Яйцо Фаберже стало распадаться в небе на яркие белые светящиеся куски, которые полетели вниз. Мир схватил автомат, бутылку с полузамёрзшей водой и шмыгнул в блиндаж к «Кубику-рубику», сорвав при этом тряпку на входе, служившую слабой защитой от холода и света.
– Что случилось, ты как, зачем? – сонный «Кубик-рубик» не понимал, что происходит.
Подсвечивая себе в темноте фонариком, Мир разорвал тряпку надвое и, полив обе половины мёрзлой водой, одну подкинул товарищу:
– На! Если что, дышать так будешь! И прижмись к стенке!
– Что за нафиг!
Показался первый светящийся кусочек от яйца Фаберже, упав подле входа в блиндаж. Мир закрыл лицо мокрой тряпкой, то же самое проделал и «Кубик-рубик», вмиг проснувшись и наконец-то поняв, что происходит. В районе их поста и блиндажа упало несколько фосфорных кусочков. Они удачно приземлились на песок, немного поискрили и потухли, выделяя ядовитый дым. А впереди окопов на небольшом участке загорелся лес. Миру и его товарищу повезло: фосфорная агония лишь краешком задела их. Где-то вдали послышались истошные крики боли, вот там кому-то сильно не подфартило, агония пала на них…
Через какое-то время послышалась автоматная перестрелка. Мир убрал тряпку с лица: воздух вроде был нормальным. То же самое проделал и «Кубик-рубик».
Быстро выбравшись из блиндажа, бойцы стали всматриваться в сторону врага: недалеко от них на лесном участке затухал пожар, оставляя за собой шлейф дыма.
– Всем к бою, быть предельно внимательными: киборги пытаются прорваться! Всем доложить обстановку! – прозвучал по рации голос командира.
– Командир, я «Мир»! Обстановка стабильная, киборгов не наблюдаем! Перед нами затухает пожар!
– Я вижу киборгов пару штук вроде – там, впереди, за прогалком! – сказал «Кубик-рубик», присмотревшись в ночной прицел, и открыл огонь по цели.
– Снял? – спросил Мир, кашляя от дыма, что временами шёл в их сторону. Вглядываясь в свой прицел, он не наблюдал ничего подозрительного.
– Не знаю, больше никого не видел. Может, зверь был?
– Что у вас там, «Мир»? – раздались слова командира.
– Ложная тревога: зайцы бегают! – ответил Мир.
– Нас менять-то будут? – донеслось по рации от кого-то.
– Парни, стоим, держимся ночь – утром, возможно, замена. Слава богу, что нас фосфором почти не задело: у соседнего подразделения много пострадавших, есть погибшие! – ответил командир.
– Им помощь нужна?
– Нет, стоим на месте.

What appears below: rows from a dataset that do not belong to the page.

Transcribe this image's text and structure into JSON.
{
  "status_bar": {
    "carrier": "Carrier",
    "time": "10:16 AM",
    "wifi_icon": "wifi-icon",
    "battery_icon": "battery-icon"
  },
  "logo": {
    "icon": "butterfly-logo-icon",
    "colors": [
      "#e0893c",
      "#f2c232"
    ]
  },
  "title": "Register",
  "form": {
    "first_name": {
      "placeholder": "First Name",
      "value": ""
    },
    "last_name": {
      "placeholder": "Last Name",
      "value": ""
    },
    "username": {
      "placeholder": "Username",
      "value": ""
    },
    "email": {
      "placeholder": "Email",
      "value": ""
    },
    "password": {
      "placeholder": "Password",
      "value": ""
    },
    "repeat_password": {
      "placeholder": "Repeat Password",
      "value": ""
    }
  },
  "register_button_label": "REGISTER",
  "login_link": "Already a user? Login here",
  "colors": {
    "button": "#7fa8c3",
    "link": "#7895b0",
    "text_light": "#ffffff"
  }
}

К ним выдвинулось подкрепление! – пояснил командир.
Ночь выдалась спокойной, но очень холодной. Обоюдные разговоры «Кубика-рубика» и Мира не грели: нужно было больше двигать ногами. Они ходили по окопам туда-сюда, поглядывая в сторону врага. Встречаясь в очередной раз и немного пошептавшись, вновь расходились – и так всю ночь. Утром подошла смена, о которой говорил командир. Их подразделение заменили полностью, оставалось только выйти небольшими группками в относительно безопасный тыл, а там бы их забрала техника. Путь в тыл проходил через позиции подразделения, сильно пострадавшего от фосфорной атаки. Здесь до сих пор было дымно, лес местами продолжал тлеть, в цветовой гамме преобладал угольно-чёрный оттенок. Некоторые блиндажи сгорели дотла. Выжившие бойцы – чумазые, перепачканные сажей, в обгоревшей форме, пережившие этой ночью настоящий ад, – потухшими глазами смотрели на всё отстранённо. Бойцы, прибывшие к ним на замену, помогали вытаскивать обгоревшие трупы, складируя их вдоль тропинки, которая вела в тыл.
– Парни, не тормозим, шире шаг, нельзя медлить! – торопил командир.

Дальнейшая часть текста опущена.